A body thrown vertically upward returns to the earth in three seconds.(a)what was the initial velocity of the body (b)what height did the body reach? Neglect air resistance.

1 Answer
Aug 31, 2017

a 14.7 m/s
b 11 meters


A couple of facts we know. Gravitational acceleration in the vicinity of the earth's surface can be treated as a constant 9.81 m/s.

This is #(d^2x)/dt^2#

With this, we can write a function for velocity v as a funciton of t:

#v(t) = dx/dt = int-9.81dt = v_0 - 9.81t#

(We are assigning a NEGATIVE value to downward acceleration & velocity)

We are given total flight time: 3 seconds.

So we know that at the halfway point (1.5 seconds), the ball will have reached maximum height, and v at that time will be 0.

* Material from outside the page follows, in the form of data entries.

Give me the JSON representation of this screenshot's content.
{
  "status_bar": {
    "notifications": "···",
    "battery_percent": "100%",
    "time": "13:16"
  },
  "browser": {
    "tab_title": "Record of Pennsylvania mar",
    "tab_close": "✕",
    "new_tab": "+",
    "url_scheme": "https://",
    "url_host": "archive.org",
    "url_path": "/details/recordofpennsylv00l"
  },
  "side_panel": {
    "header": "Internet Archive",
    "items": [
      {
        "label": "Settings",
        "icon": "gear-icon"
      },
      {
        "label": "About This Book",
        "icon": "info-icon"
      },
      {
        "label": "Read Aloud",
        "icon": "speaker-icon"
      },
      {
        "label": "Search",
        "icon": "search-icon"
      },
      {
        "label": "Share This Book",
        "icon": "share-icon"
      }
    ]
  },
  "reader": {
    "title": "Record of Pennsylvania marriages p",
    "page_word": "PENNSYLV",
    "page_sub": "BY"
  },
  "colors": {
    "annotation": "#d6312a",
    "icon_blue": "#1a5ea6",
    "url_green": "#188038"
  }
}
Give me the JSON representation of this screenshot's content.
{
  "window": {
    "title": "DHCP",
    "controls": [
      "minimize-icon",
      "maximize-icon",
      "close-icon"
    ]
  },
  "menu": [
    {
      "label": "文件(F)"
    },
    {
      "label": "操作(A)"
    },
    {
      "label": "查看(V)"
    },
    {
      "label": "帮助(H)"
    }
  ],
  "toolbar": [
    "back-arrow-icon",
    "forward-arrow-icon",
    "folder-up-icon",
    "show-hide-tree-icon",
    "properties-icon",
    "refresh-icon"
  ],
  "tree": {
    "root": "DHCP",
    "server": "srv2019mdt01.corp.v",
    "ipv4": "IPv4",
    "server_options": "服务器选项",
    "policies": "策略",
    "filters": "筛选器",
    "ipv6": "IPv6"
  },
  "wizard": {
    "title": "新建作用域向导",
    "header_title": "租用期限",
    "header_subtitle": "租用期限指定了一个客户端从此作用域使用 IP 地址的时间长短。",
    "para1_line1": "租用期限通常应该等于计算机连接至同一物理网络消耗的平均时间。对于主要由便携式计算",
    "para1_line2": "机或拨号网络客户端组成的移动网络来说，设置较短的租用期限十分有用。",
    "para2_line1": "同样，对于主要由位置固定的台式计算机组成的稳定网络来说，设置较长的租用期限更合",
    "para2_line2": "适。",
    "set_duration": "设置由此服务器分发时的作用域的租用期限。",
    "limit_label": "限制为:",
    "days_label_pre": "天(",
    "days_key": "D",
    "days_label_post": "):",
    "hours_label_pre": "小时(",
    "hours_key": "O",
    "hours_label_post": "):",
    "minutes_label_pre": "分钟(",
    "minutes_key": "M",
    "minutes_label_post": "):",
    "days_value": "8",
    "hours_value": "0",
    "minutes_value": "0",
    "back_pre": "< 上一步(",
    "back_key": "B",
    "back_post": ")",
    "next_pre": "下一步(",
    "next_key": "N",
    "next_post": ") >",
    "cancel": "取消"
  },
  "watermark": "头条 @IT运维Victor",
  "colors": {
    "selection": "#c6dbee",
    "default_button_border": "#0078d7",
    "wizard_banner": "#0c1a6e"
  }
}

The ball then accelerates downwards for the remaining 1.5 seconds.

Over this time it accelerates to #-9.81 * 1.5 = -14.7 m/s#.

Since we're ignoring wind resistance, the downwards velocity at time t = 3 is equal in magnitude (opposite in direction) to the initial velocity. So this is your answer to part a: 14.7 m/s.

(I'm rounding to 3 significant digits in all arithmetic calculations).

We can then write an equation for the height, x, as a function of t:

#x(t) = int(v_0 - 9.81t)dt = (v_0* t) -(9.81/2)t^2 + c#

At time t = 0, height x = 0, so our constant c is also 0.

Plugging in time t = 1.5, we can solve for the height at that time:

#x(1.5) = 14.7(1.5) - 4.91(1.5^2) = 11 meters #

(once again, rounding to 3 significant digits.)